I have found numerous definitions for the divergence of a tensor which makes me confused as to trust which one to use.
In Itskov's Tensor Algebra and Tensor Analysis for Engineers, he begins with Gauss's theorem to define
\begin{equation} \text{div} ~\boldsymbol{S} = \lim_{V \to 0} \frac{1}{V} \int_{\partial V} \boldsymbol{S} ~\boldsymbol{n} ~da \end{equation}
which, resorting to some coordinates system, gives \begin{equation} \text{div} ~\boldsymbol{S} = \boldsymbol{S}_{,i} ~\boldsymbol{g}^i = S_{j}^{~~i} |_i ~\boldsymbol{g}^j \end{equation}
I actually like this definition because of its naturalness from beginning with Gauss's theorem. However, it requires choosing a basis. To define a coordinate-free divergence, I have come across multiple definitions:
One from this wiki article defines the divergence as
\begin{equation} (\boldsymbol{\nabla \cdot S}) \boldsymbol{\cdot a} = \boldsymbol{\nabla \cdot} ~(\boldsymbol{S ~a}) \end{equation}
where $\boldsymbol{a}$ is an arbitrary constant vector. This gives
\begin{equation} \boldsymbol{\nabla \cdot S} = S^{i}_{~~j} |_i ~\boldsymbol{g}^j \end{equation}
where the first index is contracted. Yet, another wiki article defines
\begin{equation} (\boldsymbol{\nabla}\cdot\boldsymbol{T})\cdot\mathbf{c} = \boldsymbol{\nabla}\cdot\left(\mathbf{c}\cdot\boldsymbol{T}^\textsf{T}\right) \end{equation}
to give the exact same result as the other wiki article. (Here I presume that Reddy's notation were used, where he uses dot product for denoting any product he can find! One problem with Reddy's notation is that I cannot figure out how he dot products a vector into a dyad, as in $\boldsymbol{e}_k \cdot \boldsymbol{e}_i\otimes\boldsymbol{e}_j$, so please do not advise me using his notation. This being said, I don't know what $\mathbf{c}\cdot\boldsymbol{T}^\textsf{T}$ means; is it $\mathbf{c}~\boldsymbol{T}^\textsf{T}$ where $\boldsymbol{T}^\textsf{T}$ is acting from the left on the vector $\mathbf{c}$? If so, I don't think this holds for a general curvilinear basis. I guess $\mathbf{c}~\boldsymbol{\cdot}\boldsymbol{T}^\textsf{T} = \boldsymbol{c}^\textsf{T}\boldsymbol{T}^\textsf{T}$ is more appropreate, but I don't reckon Reddy means this way.) This article also says that Itskov's result (contracting the second index) is actually true only for symmetric tensors, which Itskov never assumes.

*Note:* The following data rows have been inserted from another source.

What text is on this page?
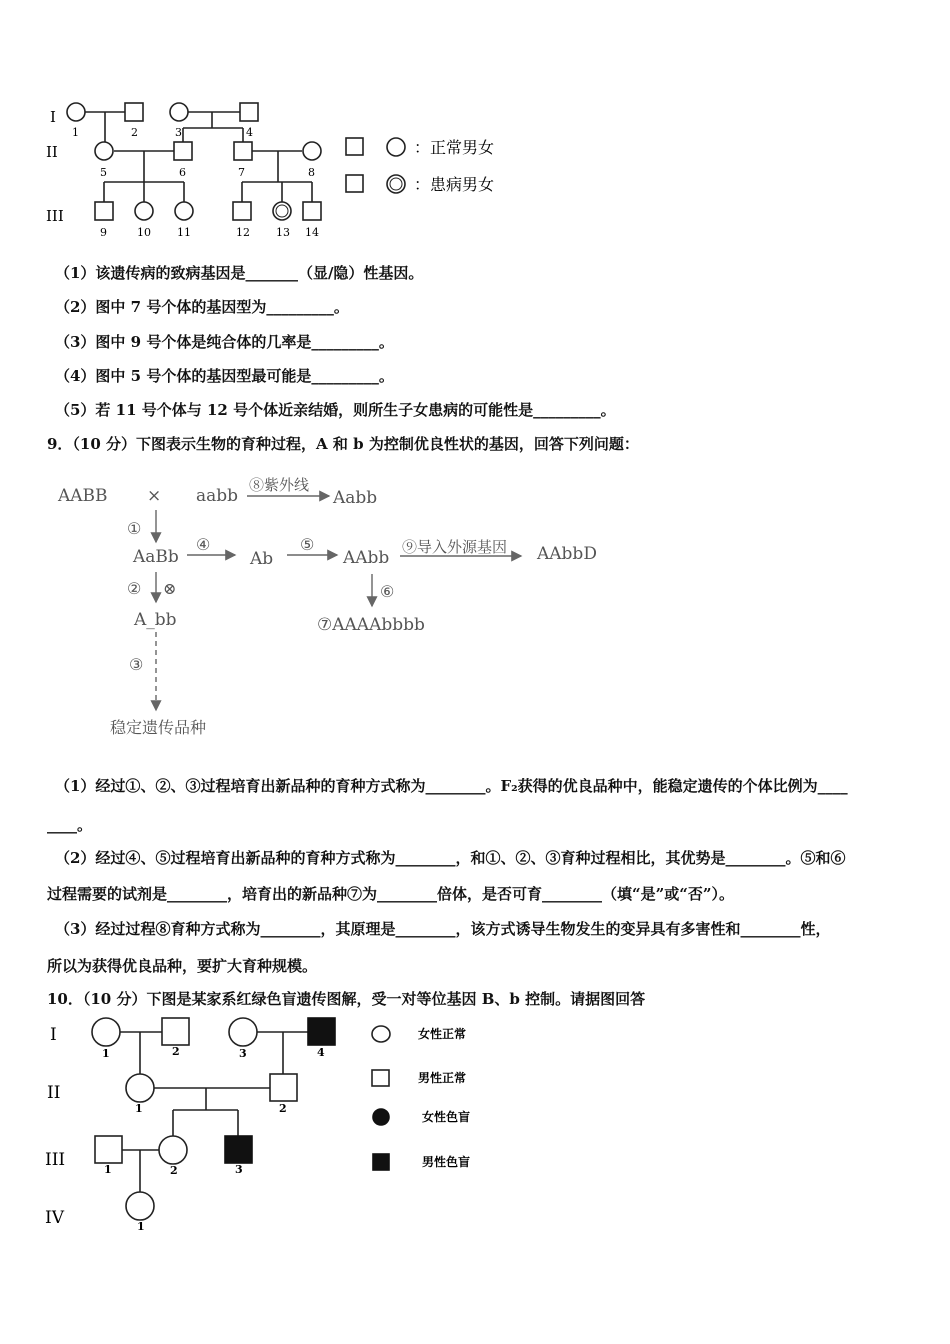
I
II
III
1	2	3	4
5	6	7	8
9	10 11	12 13 14
：正常男女
：患病男女
（1）该遗传病的致病基因是_______（显/隐）性基因。
（2）图中 7 号个体的基因型为_________。
（3）图中 9 号个体是纯合体的几率是_________。
（4）图中 5 号个体的基因型最可能是_________。
（5）若 11 号个体与 12 号个体近亲结婚，则所生子女患病的可能性是_________。
9．（10 分）下图表示生物的育种过程，A 和 b 为控制优良性状的基因，回答下列问题：
AABB × aabb
⑧紫外线
Aabb
①
AaBb
④
Ab
⑤
AAbb
⑨导入外源基因 AAbbD
② ⊗	⑥
A_bb	⑦AAAAbbbb
③
稳定遗传品种
（1）经过①、②、③过程培育出新品种的育种方式称为________。F₂获得的优良品种中，能稳定遗传的个体比例为____
____。
（2）经过④、⑤过程培育出新品种的育种方式称为________，和①、②、③育种过程相比，其优势是________。⑤和⑥
过程需要的试剂是________，培育出的新品种⑦为________倍体，是否可育________（填“是”或“否”）。
（3）经过过程⑧育种方式称为________，其原理是________，该方式诱导生物发生的变异具有多害性和________性，
所以为获得优良品种，要扩大育种规模。
10．（10 分）下图是某家系红绿色盲遗传图解，受一对等位基因 B、b 控制。请据图回答
I
II
III
IV
1	2	3	4
1	2
1	2	3
1
女性正常
男性正常
女性色盲
男性色盲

Abeyratne's lecture notes (p. 64) uses this definition
\begin{equation} (\text{div} ~\boldsymbol{T})\cdot\mathbf{c} = \text{div} \left(\boldsymbol{T}^\textsf{T}\mathbf{c}\right) \end{equation}
where he claims that the second index gets contracted. I don't know whether $\text{div}$ and $\boldsymbol{\nabla \cdot}$ are different or the same.
Ogden's "Nonlinear Elastic deformations" puts it in a very nice way: that there are three possible contractions for the gradient of a 2nd rank tensor $\boldsymbol{\nabla}\otimes \boldsymbol{T}$, so defining the divergence is a matter of convention. He contracts the first index. But still, which one should one choose for a throughout consistency in his calculations. What is the definition of divergence?
Kelly's lecture notes were a little helpful, yet because of its different notations from other, I always get caught wondering if I am doing the right way. For example, he finds for the gradient of a tensor field that $\text{grad}~\boldsymbol{v} = (\boldsymbol{\nabla}\otimes\boldsymbol{v})^\textsf{T}$, but Ogden finds it with the transpose, and I believe they have used the same definitions to start with, namely the directional derivative. This will make much mess for me, as to define the divergence of the vector field whether as $\boldsymbol{\nabla\cdot v} = \text{tr} (\boldsymbol{\nabla}\otimes\boldsymbol{v})^\textsf{T}$ or as $\boldsymbol{\nabla\cdot v} = \text{tr} (\boldsymbol{\nabla}\otimes\boldsymbol{v})$.
Please help me organize my mind on the subject, and share with me your experience regarding the same notation conflictions and how you have overcome them.